If Beate Sirota Gordon put on airs at 86, she might consider herself Japan's female Thomas Jefferson. After all, at age 22, she wrote the equal-rights clause of the Japanese constitution.
Instead the idea of herself as a founding mother provoked laughter last week on the phone from her Manhattan home, where she had just finished hosting the great grandson of a violinist who played sonatas with her late father, famed pianist Leo Sirota.
"Oh, no, that's too ambitious," said Gordon, who maintained her strengths were mainly in linguistics and research. "It was the wisdom of the world that wrote it. Anybody can do research."
Gordon, who speaks Tuesday at Portland State University, is one of those uncommon individuals who excelled when thrust into an entirely unexpected historic role. A U.S. citizen little-known in America, she is revered by women in Japan for securing rights that were revolutionary in terms of the nation's feudal history.
Japan hands can debate -- and often do -- the extent to which Japanese women have taken advantage of these rights.
Takako Doi became Japan's first female speaker of the house in 1993, having sparked the so-called Madonna boom, inspiring women to enter politics. Fourteen years later Nancy Pelosi, D.-Calif., broke the same glass ceiling in the U.S. Capitol.
Yet only two women serve on Japanese Prime Minister Yukio Hatoyama's 18-member cabinet. President Barack Obama's 22-member cabinet includes seven women.
Gordon -- who arrived in Japan on a ship from Russia in 1929 at age 5 with her Jewish-emigre parents -- says she has seen a world of change.
"Old customs still prevail in many of the families there; there's no question," Gordon says. "But just look at the number of women journalists, mayors, vice governors, even some governors."
"Considering they've had only 60 years to change things from a feudal, militaristic society, which is the society I grew up in before the war in Japan, it's unbelievable."
Gordon tells the story in her book, "The Only Woman in the Room," first published in 1997 by Kodansha International, Japan's largest publisher -- a company headed, incidentally, by a woman.
She describes returning from the United States to Japan on Christmas Eve 1945, when from a propeller plane she viewed charred ruins and solitary chimneys in the bombed-out nation that had considered itself invincible.

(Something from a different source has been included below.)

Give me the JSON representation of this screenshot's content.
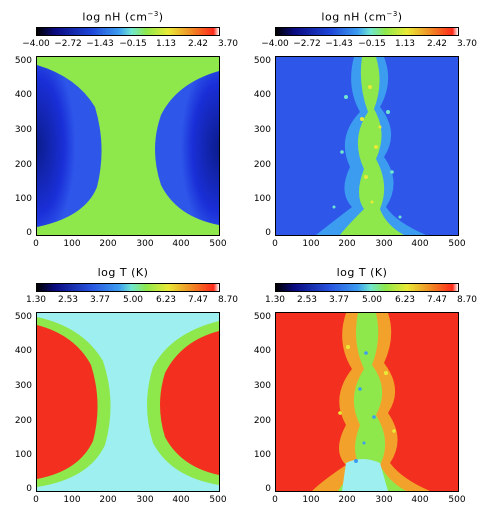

She was assigned to the general headquarters of the Supreme Commander Allied Powers, where Gen. Douglas MacArthur was directing the Occupation.

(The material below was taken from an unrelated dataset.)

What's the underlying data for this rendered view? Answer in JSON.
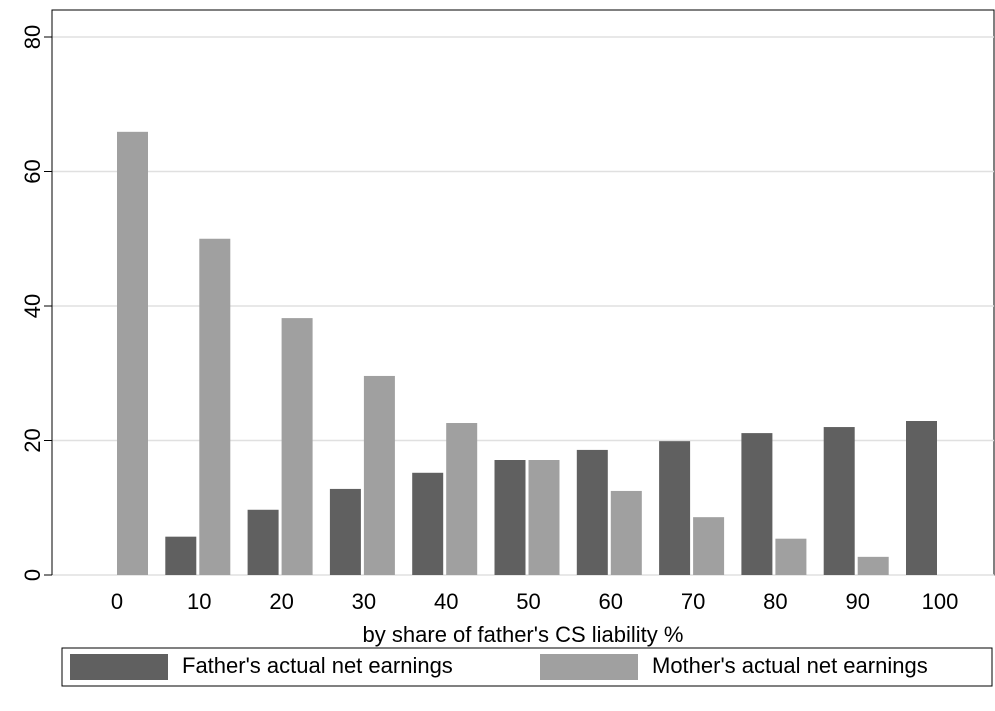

"I was afraid of Gen. MacArthur," Gordon wrote, "and used to hide behind a pillar when he passed by."
Gordon summoned courage, however. She found her parents, who had remained in Japan, and got them medical treatment. She commandeered a Jeep for the top-secret mission of finding constitutions from various nations in three libraries still standing in Tokyo.
Her resulting Article 24 resides in Japan's constitution, proclaiming the "essential equalities of the sexes," a line that Japanese officials opposed.

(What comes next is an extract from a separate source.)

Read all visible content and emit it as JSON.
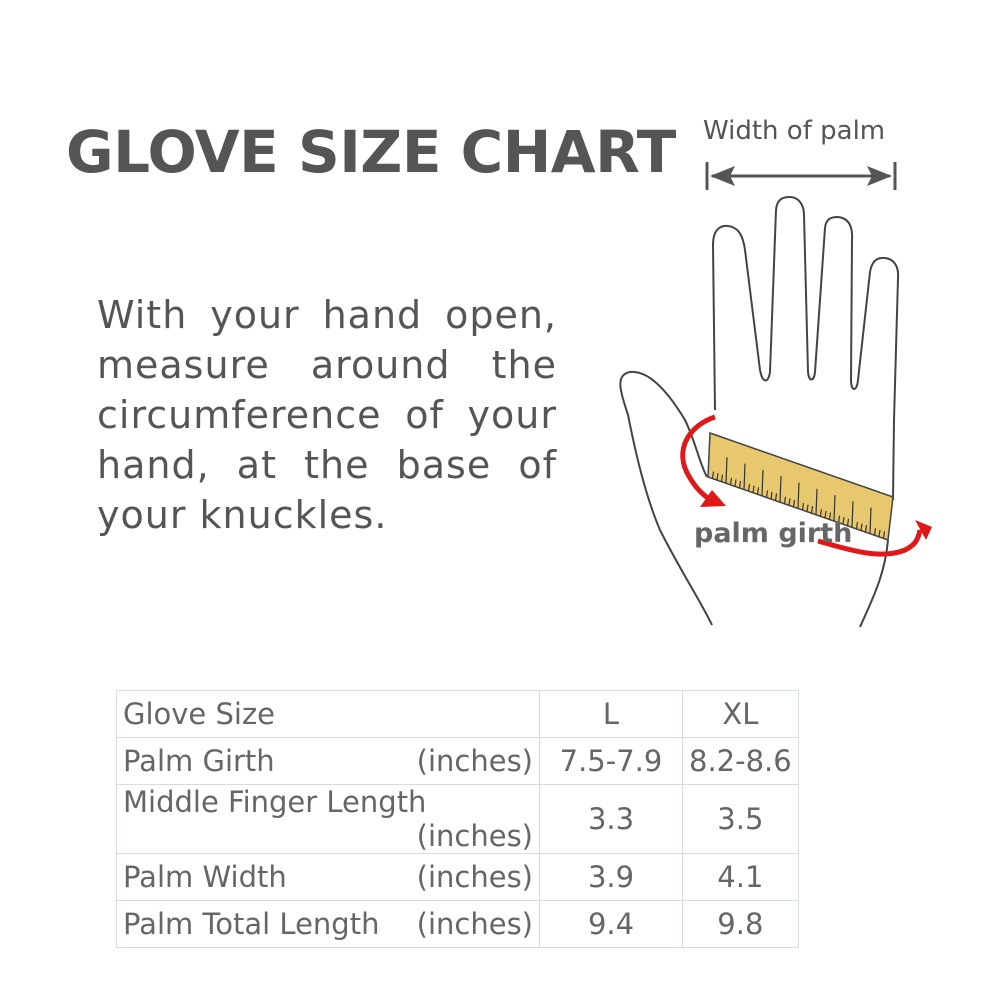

Critics have attacked the article over the years, as well as U.S.-imposed Article 9, which prohibits acts of war. But defenders including grassroots women's groups have defended it.
American proponents of an equal-rights amendment have failed to enshrine such a clause in the U.S. constitution. Gordon has reviewed new constitutions of Iraq and Afghanistan to find that rights given to women are subject to decisions by religious courts.
Japanese women often tell Gordon that, but for her, they would not have been able to go abroad to study, or become lawyers or seize other opportunities. "That's wonderful to hear," Gordon said.
"But what's most gratifying is that they took the opportunity and used it. Because you've got to do it yourself, in the end."
Gordon, who lives in relative anonymity on New York's upper west side, guesses that only about 30,000 Americans know Japan's constitution contains a clause on women.
In her 80s, Gordon still enjoys traveling to give talks -- her Portland appearance his scheduled, perhaps auspiciously, on primary-election day. "It is necessary," she said, "to spread the word."